Pandeminin başından bu yana meskende olay takibinden aşılamaya, hamile izleminden hasta muayenelerine ve hatta Covid müracaat merkezi üzere halkı bilgilendirme vazifesine dek bu yılı önemli bir yükle geçirdiklerini söyleyen Aile Hekimliği Çalışanları Sendikası Lideri Dr. Gürsel Özer, Covid nedeniyle can kayıpları, sıhhatte şiddet olayları üzere birçok sebeple, artık siyah forma ile hizmetlerinin başında olacaklarını söyledi.
Hamile, bebek izlemleri, aşılamalar, okul taramaları ile kollayıcı hekimliğin alandaki en değerli adreslerinden biri olan aile hekimlikleri, bu yıl salgınla çabada kritik cephelerden biri olarak hizmet verdi.

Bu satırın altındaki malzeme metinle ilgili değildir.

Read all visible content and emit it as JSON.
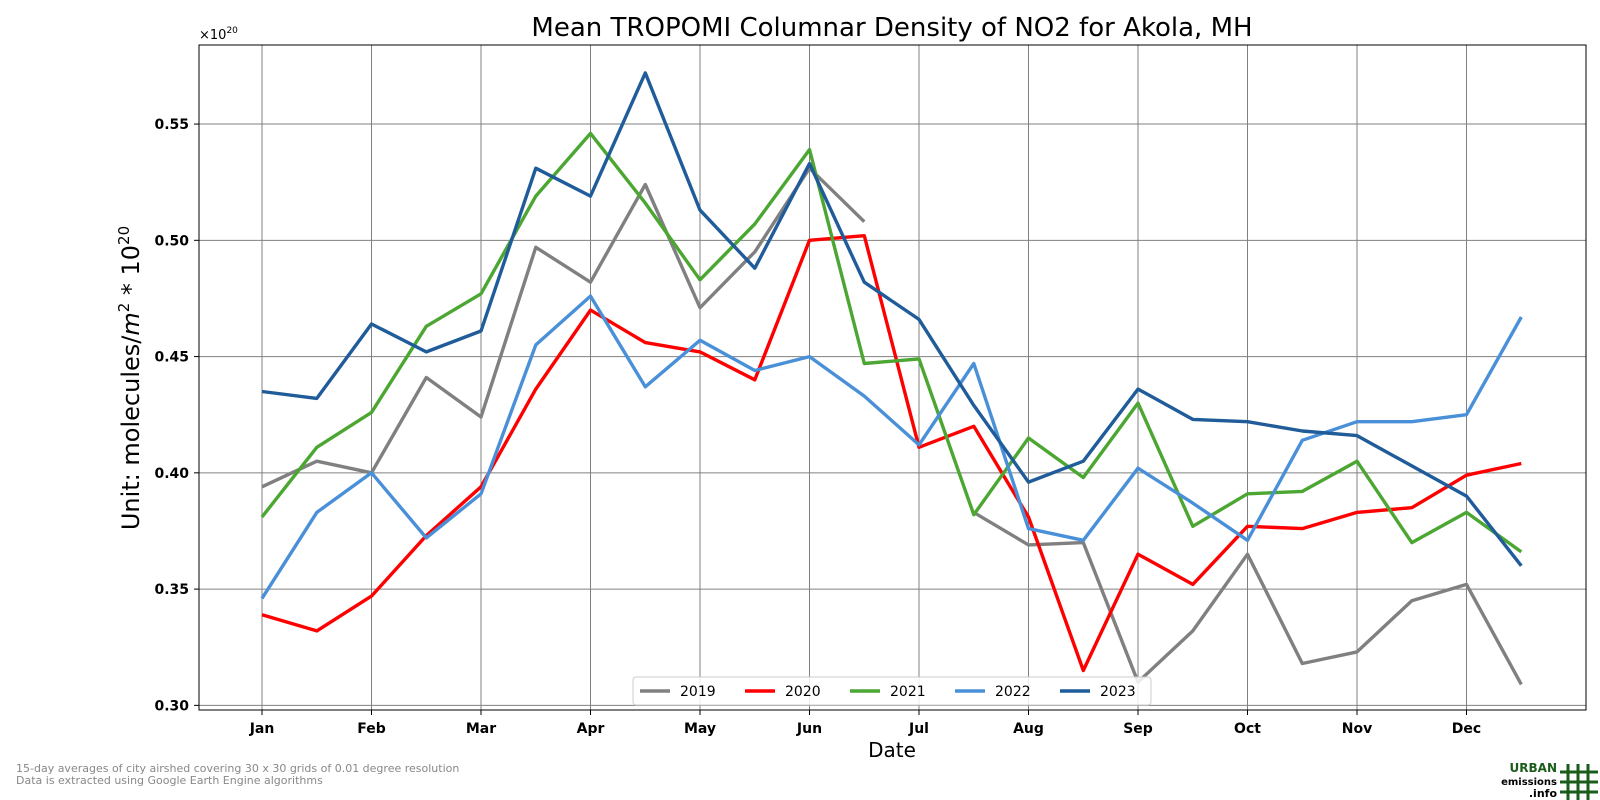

Aile Hekimliği Çalışanları Sendikası Lideri (AHESEN) Lideri Dr. Gürsel Özer, “Bu yıl hakikaten 14 Mart ruhuna çok uygun bir tıp bayramı yaşıyoruz. 14 Mart neden doğdu? İşgal yıllarında, 14 Mart 1919’da işgal orduları Türkiye’nin tek tıp fakültesi olan binaya girdiler ve fakülteden öğrencileri çıkarmaya çalıştılar. Tıp öğrencilerinin üstünden üniformaları alındı, geceliklerle ders yaptılar. Bu beşerler örneğin Balkan Savaşı’ndan sonra hiç mezun vermemişlerdi. Tıp öğrencileri, tıp fakültesinin 14 Mart 1827 yılında kurulmasını münasebet göstererek işgal kuvvetlerinden toplanabilmek için müsaade istediler. 3 öğrenciden fazlası bir ortaya gelemiyordu. Onları yanılttılar ve bir ortaya gelerek büyük bir salonda toplanıp işgali protesto gösterisine dönüştürdüler. Bir uğraşın başlangıcının kıvılcımlarından biri de bu olaydı. Bugüne baktığımızda ise şu anda bütün dünya pandemi ile savaşıyor. Bu yılki Tıp Bayramı da bence işte o çaba ruhu ile örtüşüyor” dedi.
“BU KERE İŞGAL ORDUSU DEĞİL, VİRÜSLE SAVAŞIYORUZ”
Bu sefer işgal orduları değil, görünmeyen bir mikroorganizma ile savaştıklarını hatırlatan Dr. Özer, pandemi boyunca sıhhat ocağı olarak bilinen Aile Sıhhati Merkezleri (ASM) üzerindeki gayret yükünü şu formda özetledi:
“Bu da maalesef çok ölümcül sonuçlar doğuran bir düşmandı. Bu yıl tıp bayramının, bu uğraş, azmin ve kararlılığın devamı manasında çok daha kıymetli olduğunu düşünüyorum. Pandemide ASM’ler olarak bizler de yeni uygulamalar yaptık, ASM’lere giriş çıkışları düzenledik, evvelden herkes istediği üzere gelip gidiyordu, kurallar getirdik ve randevu sistemini özendirmeye çalıştık. Hijyen, korunma ve uzaklık kurallarını halkımıza öğretmeye çalıştık”
SALGININ ALANDAKİ DAYANAK KUVVETLERİ OLDULAR
Pandemiden evvel ASM’lerde yapılmayan pek çok uygulamanın da salgın nedeniyle kendilerine yönlendirildiğine işaret eden Özer, “Örneğin okul aşılamaları evvelden üç yıl boyunca okullarda yapılıyordu. Bu yıl biz, üstelik bu üç seneyi bir yıla sığdırmaya çalışarak, okul aşılamalarını ASM’lerimizde gerçekleştirdik. Ayrıyeten salgınla bir arada erişkin aşılamaları da ön plana çıktı. Örneğin zatürre aşısı, inanılmaz yığılmalara neden oldu. Bunları da ASM’ler gerçekleştirdi. Hastanelerde polikliniklerin kapandığı devirlerde, muayeneler de bir periyot ASM’lerimize yansıdı. Bilhassa pandeminin birinci devirlerinde, 14 gün müddetle hastaların telefonla aranması ile alandaki hadise takibi işini de ASM çalışanları olarak bizler yürüttük. Çok da kolay değil, önemli bir mesai alıyordu. 2 dakikada telefonu kapatamıyorsunuz zira. Tekrar birinci devirlerde hastalık bilinmiyordu, beşerler çok kaygılı ve tedirgindi. Beşerler bize gelip neler yapması gerektiğini sordu sürekli” diye konuştu.